The Clare Boothe Luce Program for Women in STEM is a program of the Henry Luce Foundation, an 85-year-old New York City–based foundation that supports projects at universities, policy institutes, media organizations, museums, and other organizations advancing public knowledge.
The grant will fund three groups of eight undergraduate women, who will be called Clare Booth Luce Research Scholars. The funding will support the students’ research and participation in conferences, according to a news release on the Cornell Chronicle website.
“Cornell Bowers CIS is an ideal place to make this investment; we are nearing gender parity for our incoming undergraduate class,” Kavita Bala, dean of Cornell Bowers CIS, said in the release.
Women comprise 38 percent of Cornell Bowers CIS undergraduate computer-science majors (43 percent of all computing and information-science majors), well above the national average of 20 percent, according to Bala.
“This grant could make a critical difference in increasing the pipeline of women enrolling in computer science graduate programs, entering the professoriate and pursuing careers in research,” she contended. “Further, research teaches open-ended thinking, a critical skill for leadership in any field, whether inside or outside academia. Increasing our students’ exposure to research makes for a better educational experience for them all around.”

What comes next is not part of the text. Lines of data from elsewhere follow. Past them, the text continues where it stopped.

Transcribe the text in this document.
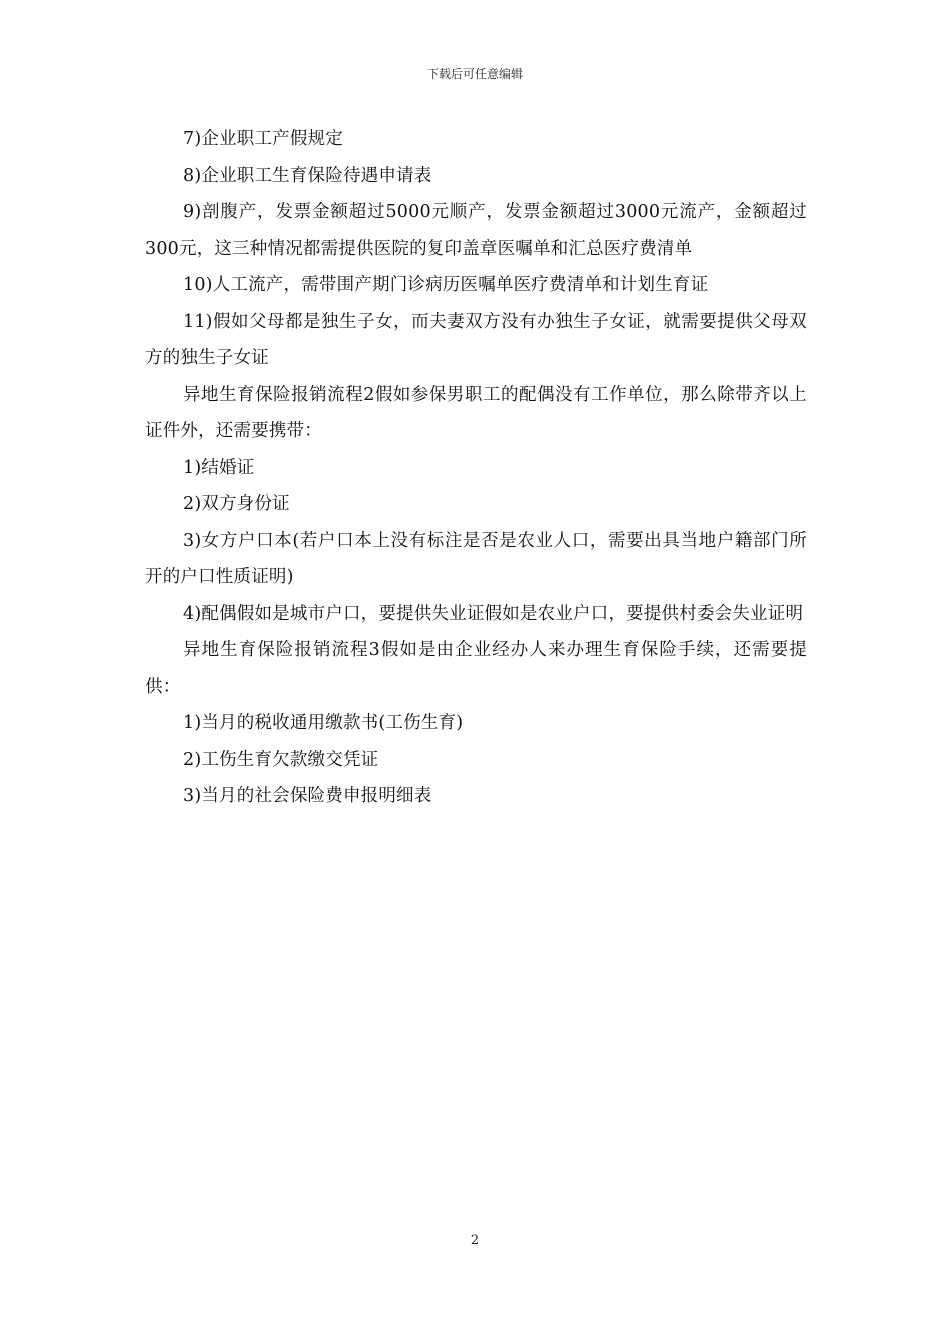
下载后可任意编辑

7)企业职工产假规定

8)企业职工生育保险待遇申请表

9)剖腹产，发票金额超过5000元顺产，发票金额超过3000元流产，金额超过300元，这三种情况都需提供医院的复印盖章医嘱单和汇总医疗费清单

10)人工流产，需带围产期门诊病历医嘱单医疗费清单和计划生育证

11)假如父母都是独生子女，而夫妻双方没有办独生子女证，就需要提供父母双方的独生子女证

异地生育保险报销流程2假如参保男职工的配偶没有工作单位，那么除带齐以上证件外，还需要携带：

1)结婚证

2)双方身份证

3)女方户口本(若户口本上没有标注是否是农业人口，需要出具当地户籍部门所开的户口性质证明)

4)配偶假如是城市户口，要提供失业证假如是农业户口，要提供村委会失业证明

异地生育保险报销流程3假如是由企业经办人来办理生育保险手续，还需要提供：

1)当月的税收通用缴款书(工伤生育)

2)工伤生育欠款缴交凭证

3)当月的社会保险费申报明细表

2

Each Clare Boothe Luce Research Scholar will be advised by both a faculty member and a graduate student trained in mentoring. Scholars will start the program by engaging in a summer-research experience, while participating in a weekly series of “enrichment talks” on technical and career topics, and social events with other scholars and mentors, Cornell said.
Funded research will continue through the next academic year. Scholars will also attend an academic conference in the student’s research area.
Cornell Bowers CIS, the first college at Cornell to be named after a woman (Ann S. Bowers, a 1959 graduate), engages undergraduate women in research through activities such as its Women in Computing at Cornell, a student club founded in 2013.